OpenAI Secretly Built GPT-Red to Hack Its Own AI

▼ Summary
– OpenAI created GPT-Red, an automated red-teaming model that hunts for security flaws in AI systems to patch them before release.
– GPT-Red learned through a self-play loop against defender models, receiving rewards for successful attacks, and discovered a new attack class called “fake chain of thought.”

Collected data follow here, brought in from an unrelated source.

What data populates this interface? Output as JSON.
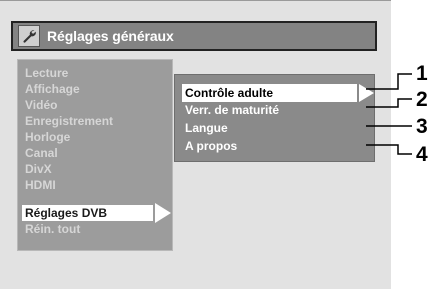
{
  "header": {
    "title": "Réglages généraux",
    "icon": "wrench-icon"
  },
  "main_menu": {
    "items": [
      {
        "label": "Lecture",
        "selected": false
      },
      {
        "label": "Affichage",
        "selected": false
      },
      {
        "label": "Vidéo",
        "selected": false
      },
      {
        "label": "Enregistrement",
        "selected": false
      },
      {
        "label": "Horloge",
        "selected": false
      },
      {
        "label": "Canal",
        "selected": false
      },
      {
        "label": "DivX",
        "selected": false
      },
      {
        "label": "HDMI",
        "selected": false
      },
      {
        "label": "Réglages DVB",
        "selected": true
      },
      {
        "label": "Réin. tout",
        "selected": false
      }
    ]
  },
  "submenu": {
    "items": [
      {
        "label": "Contrôle adulte",
        "selected": true
      },
      {
        "label": "Verr. de maturité",
        "selected": false
      },
      {
        "label": "Langue",
        "selected": false
      },
      {
        "label": "A propos",
        "selected": false
      }
    ]
  },
  "callouts": [
    "1",
    "2",
    "3",
    "4"
  ],
  "colors": {
    "screen_bg": "#e2e2e2",
    "title_bar": "#838383",
    "menu_panel": "#9c9c9c",
    "submenu_panel": "#8a8a8a",
    "highlight": "#ffffff"
  }
}
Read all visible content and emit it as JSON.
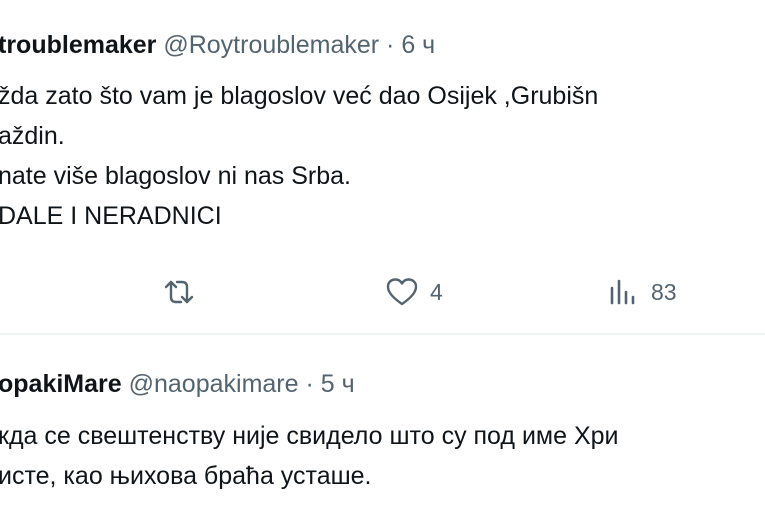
{
  "tweet1": {
    "display_name": "troublemaker",
    "handle": "@Roytroublemaker",
    "separator": "·",
    "time": "6 ч",
    "lines": [
      "žda zato što vam je blagoslov već dao Osijek ,Grubišn",
      "aždin.",
      "nate više blagoslov ni nas Srba.",
      "DALE I NERADNICI"
    ],
    "actions": {
      "retweet_icon": "retweet-icon",
      "like_icon": "heart-icon",
      "like_count": "4",
      "views_icon": "views-bar-chart-icon",
      "views_count": "83"
    }
  },
  "tweet2": {
    "display_name": "opakiMare",
    "handle": "@naopakimare",
    "separator": "·",
    "time": "5 ч",
    "lines": [
      "кда се свештенству није свидело што су под име Хри",
      "исте, као њихова браћа усташе."
    ]
  },
  "colors": {
    "text": "#0f1419",
    "muted": "#536471",
    "divider": "#eff3f4"
  }
}
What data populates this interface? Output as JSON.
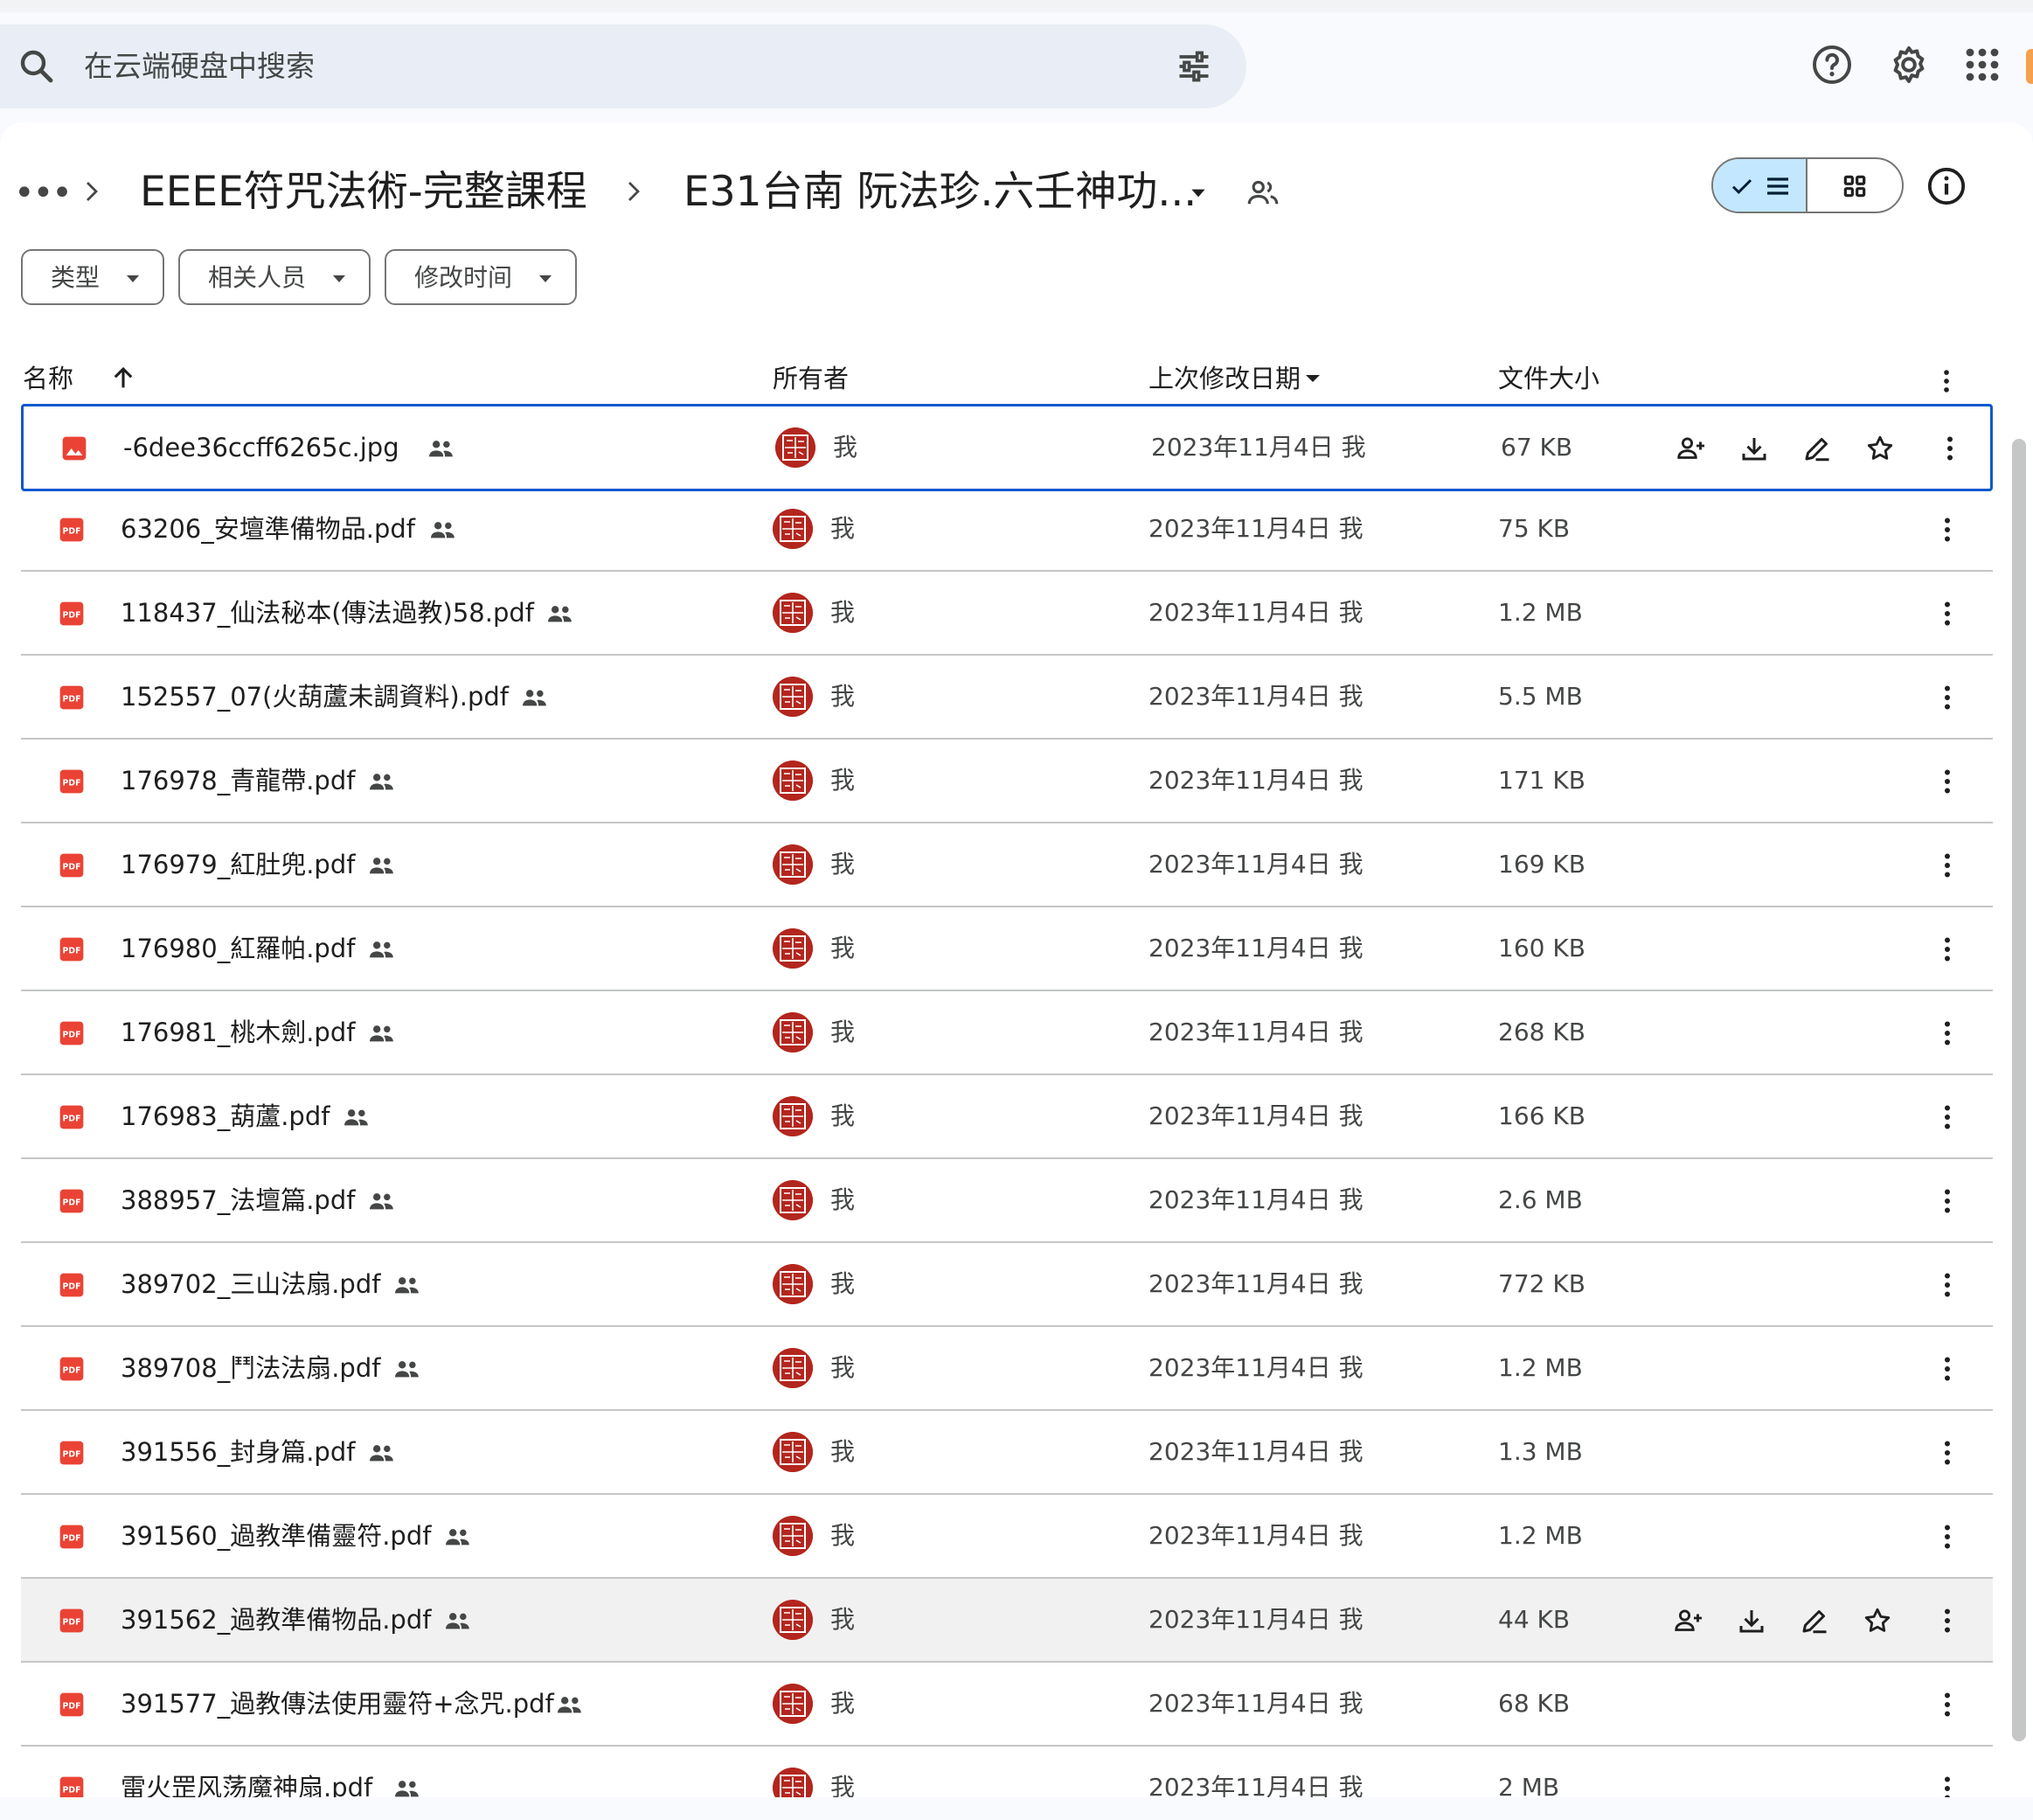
{
  "search": {
    "placeholder": "在云端硬盘中搜索"
  },
  "breadcrumb": {
    "more": "•••",
    "items": [
      "EEEE符咒法術-完整課程",
      "E31台南 阮法珍.六壬神功..."
    ]
  },
  "filters": [
    "类型",
    "相关人员",
    "修改时间"
  ],
  "columns": {
    "name": "名称",
    "owner": "所有者",
    "modified": "上次修改日期",
    "size": "文件大小"
  },
  "colors": {
    "accent": "#0b57d0",
    "pdf_red": "#ea4335",
    "toggle_bg": "#c2e7ff",
    "search_bg": "#e9eef6"
  },
  "files": [
    {
      "name": "-6dee36ccff6265c.jpg",
      "type": "image",
      "owner": "我",
      "modified": "2023年11月4日 我",
      "size": "67 KB",
      "state": "selected"
    },
    {
      "name": "63206_安壇準備物品.pdf",
      "type": "pdf",
      "owner": "我",
      "modified": "2023年11月4日 我",
      "size": "75 KB",
      "state": ""
    },
    {
      "name": "118437_仙法秘本(傳法過教)58.pdf",
      "type": "pdf",
      "owner": "我",
      "modified": "2023年11月4日 我",
      "size": "1.2 MB",
      "state": ""
    },
    {
      "name": "152557_07(火葫蘆未調資料).pdf",
      "type": "pdf",
      "owner": "我",
      "modified": "2023年11月4日 我",
      "size": "5.5 MB",
      "state": ""
    },
    {
      "name": "176978_青龍帶.pdf",
      "type": "pdf",
      "owner": "我",
      "modified": "2023年11月4日 我",
      "size": "171 KB",
      "state": ""
    },
    {
      "name": "176979_紅肚兜.pdf",
      "type": "pdf",
      "owner": "我",
      "modified": "2023年11月4日 我",
      "size": "169 KB",
      "state": ""
    },
    {
      "name": "176980_紅羅帕.pdf",
      "type": "pdf",
      "owner": "我",
      "modified": "2023年11月4日 我",
      "size": "160 KB",
      "state": ""
    },
    {
      "name": "176981_桃木劍.pdf",
      "type": "pdf",
      "owner": "我",
      "modified": "2023年11月4日 我",
      "size": "268 KB",
      "state": ""
    },
    {
      "name": "176983_葫蘆.pdf",
      "type": "pdf",
      "owner": "我",
      "modified": "2023年11月4日 我",
      "size": "166 KB",
      "state": ""
    },
    {
      "name": "388957_法壇篇.pdf",
      "type": "pdf",
      "owner": "我",
      "modified": "2023年11月4日 我",
      "size": "2.6 MB",
      "state": ""
    },
    {
      "name": "389702_三山法扇.pdf",
      "type": "pdf",
      "owner": "我",
      "modified": "2023年11月4日 我",
      "size": "772 KB",
      "state": ""
    },
    {
      "name": "389708_鬥法法扇.pdf",
      "type": "pdf",
      "owner": "我",
      "modified": "2023年11月4日 我",
      "size": "1.2 MB",
      "state": ""
    },
    {
      "name": "391556_封身篇.pdf",
      "type": "pdf",
      "owner": "我",
      "modified": "2023年11月4日 我",
      "size": "1.3 MB",
      "state": ""
    },
    {
      "name": "391560_過教準備靈符.pdf",
      "type": "pdf",
      "owner": "我",
      "modified": "2023年11月4日 我",
      "size": "1.2 MB",
      "state": ""
    },
    {
      "name": "391562_過教準備物品.pdf",
      "type": "pdf",
      "owner": "我",
      "modified": "2023年11月4日 我",
      "size": "44 KB",
      "state": "hover"
    },
    {
      "name": "391577_過教傳法使用靈符+念咒.pdf",
      "type": "pdf",
      "owner": "我",
      "modified": "2023年11月4日 我",
      "size": "68 KB",
      "state": ""
    },
    {
      "name": "雷火罡风荡魔神扇.pdf",
      "type": "pdf",
      "owner": "我",
      "modified": "2023年11月4日 我",
      "size": "2 MB",
      "state": ""
    }
  ]
}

– In physical tests, GPT-Red hacked Vendy, an AI-controlled vending machine, changing prices and canceling orders, with flaws disclosed.
– Against an older GPT-5, over 90% of GPT-Red’s attacks worked, but fewer than 23% succeeded against the new GPT-5.6, which was trained to counter it.
– OpenAI will not release GPT-Red due to safety risks, and it has weaknesses in drawn-out attacks and image-based instructions, with human testers still outperforming it.
OpenAI has secretly developed a specialized AI model designed to hack its own systems, then locked it away from public access. Dubbed GPT-Red, this automated red-teaming tool exists solely to find vulnerabilities in other AI models before they are released. The company considers it too dangerous to let outsiders interact with.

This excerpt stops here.